Ada yang menilai bahwa kehadiran Salman sebagi stafsus Bupati Indramayu adalah hal yang lumrah dan diperbolehkan secara regulasi. Namun, tidak sedikit pula yang berpendapat hal demikian bertentangan dengan peraturan perundang-undangan, terlebih Salman dinilai seperti layaknya Pimpinan Daerah karena keikutsertaannya yang terlalu dalam.
Bukan sekadar itu, Salman juga menuai sorotan tajam publik di Indramayu karena pernyataannya yang dinilai rasis. Dimana saat itu ia menyatakan bahwa dirinya tidak takut siapapun, tidak akan patuh pada perintah siapapun kecuali Bupati Indramayu Lucky Hakim.
Berikut pernyataan kontroversial Salman yang beredar luas disejumlah media massa dan media sosial.
“Saya Salman, berdarah Madura, bertulang putih dan bermata putih tidak akan pernah takut dengan siapapun. Saya tidak akan patuh pada perintah siapapun di Indramayu ini kecuali bupati Indramayu Lucky Hakim. Karena saya orangnya Lucky Hakim bukan orangnya siapapun”.
Pernyataan Salman yang dinilai rasis itu pun memantik reaksi keras dari sejumlah kalangan di Indramayu. Aksi unjuk rasa (unras) di depan Pendopo oleh Aliansi Wong Dermayu Bersatu (AWDB) digelar, pada Senin (19/01/2026), untuk meminta klarifikasi atas ucapan yang keluar dari mulut Stafsus Bupati Lucky Hakim tersebut.
Terbaru, perhatian publik kembali tertuju pada Salman usai keikutsertaannya dalam bagian Tim Uji Kelayakan dan Kepatuhan (UKK) Dewan Pengawas (Dewas) Perusahaan Umum Daerah Air Minum (Perumdam) TDA Kabupaten Indramayu.
Tidak kalah menarik, setelah anggota Komisi III DPRD Indramayu, Anggi Noviah, mempertanyakan legalitas Salman sebagai bagian Tim UKK Dewas Perumdam TDA dalam rapat Komisi III bersama pansel terkait, yang digelar pada Rabu (28/01/2026).
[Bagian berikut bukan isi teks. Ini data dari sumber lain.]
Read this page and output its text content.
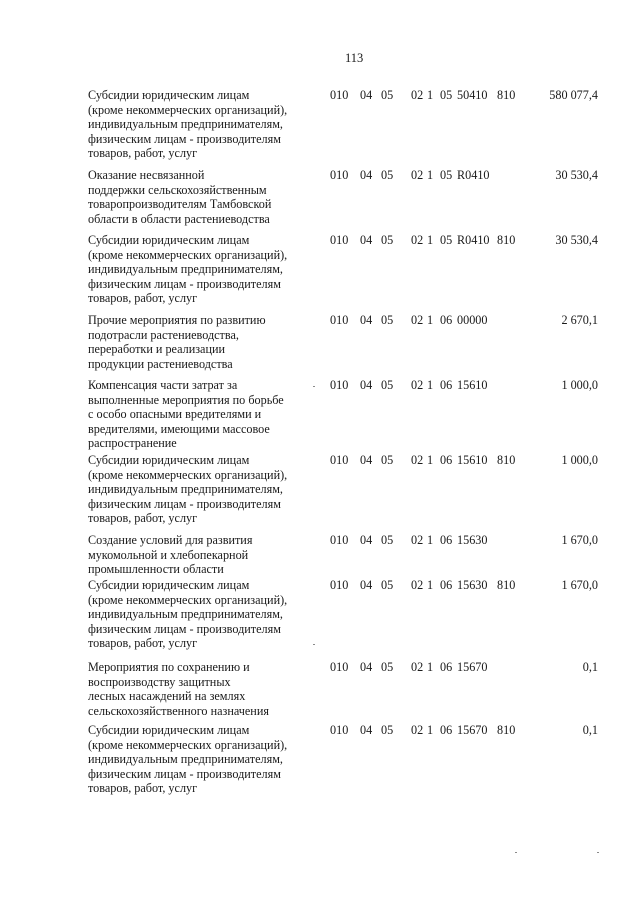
113
Субсидии юридическим лицам
(кроме некоммерческих организаций),
индивидуальным предпринимателям,
физическим лицам - производителям
товаров, работ, услуг
010 04 05 02 1 05 50410 810	580 077,4
Оказание несвязанной
поддержки сельскохозяйственным
товаропроизводителям Тамбовской
области в области растениеводства
010 04 05 02 1 05 R0410	30 530,4
Субсидии юридическим лицам
(кроме некоммерческих организаций),
индивидуальным предпринимателям,
физическим лицам - производителям
товаров, работ, услуг
010 04 05 02 1 05 R0410 810	30 530,4
Прочие мероприятия по развитию
подотрасли растениеводства,
переработки и реализации
продукции растениеводства
010 04 05 02 1 06 00000	2 670,1
Компенсация части затрат за
выполненные мероприятия по борьбе
с особо опасными вредителями и
вредителями, имеющими массовое
распространение
010 04 05 02 1 06 15610	1 000,0
Субсидии юридическим лицам
(кроме некоммерческих организаций),
индивидуальным предпринимателям,
физическим лицам - производителям
товаров, работ, услуг
010 04 05 02 1 06 15610 810	1 000,0
Создание условий для развития
мукомольной и хлебопекарной
промышленности области
010 04 05 02 1 06 15630	1 670,0
Субсидии юридическим лицам
(кроме некоммерческих организаций),
индивидуальным предпринимателям,
физическим лицам - производителям
товаров, работ, услуг
010 04 05 02 1 06 15630 810	1 670,0
Мероприятия по сохранению и
воспроизводству защитных
лесных насаждений на землях
сельскохозяйственного назначения
010 04 05 02 1 06 15670	0,1
Субсидии юридическим лицам
(кроме некоммерческих организаций),
индивидуальным предпринимателям,
физическим лицам - производителям
товаров, работ, услуг
010 04 05 02 1 06 15670 810	0,1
Dalam forum tersebut, Anggi Noviah, melontarkan pertanyaan keras dan secara terbuka terhadap Salman atas legalitas dalam keikutsertan sebagai bagian dari Tim UKK Dewas Perumdam TDA, apakah dari perangkat daerah, unsur independen, dan atau perguruan tinggi.
“Tim UKK itu terdiri dari perangkat daerah, unsur independen, dan atau perguruan tinggi. Saudara Salman ini sebagai apa?” tegas Anggi dalam forum yang videonya beredar luas.
Yang lebih menghebohkan publik, selain menjadi stafsus Bupati Indramayu, Salman juga digegerkan sebagai salah satu Ketua RT 11 RW 02 di Kelurahan Jakasampurna Kota Bekasi. Informasi ini pun beredar luas dan menghebohkan publik.
Dalam informasi dokumentasi yang beradar luas itu, tercatat nama Salman Al Farisi menjabat sebagai Ketua RT 11 RW 02 Kelurahan Jakasampurna Kota Bekasi, dengan masa bakhti mulai tanggal 08-11-2022 sampai dengan 08-11-2027.
Sementara, saat dihubungi melalui pesan whatsapp terkait kebenarannya sebagai Ketua RT 11 RW 02 di Kelurahan Jakasampurna Kota Bekasi, Salman belum merespon konfirmasi Suburjagat.co.id meski kondisi aplikasi whatsapp di handphonenya centang 2 (dua) alias sedang aktif.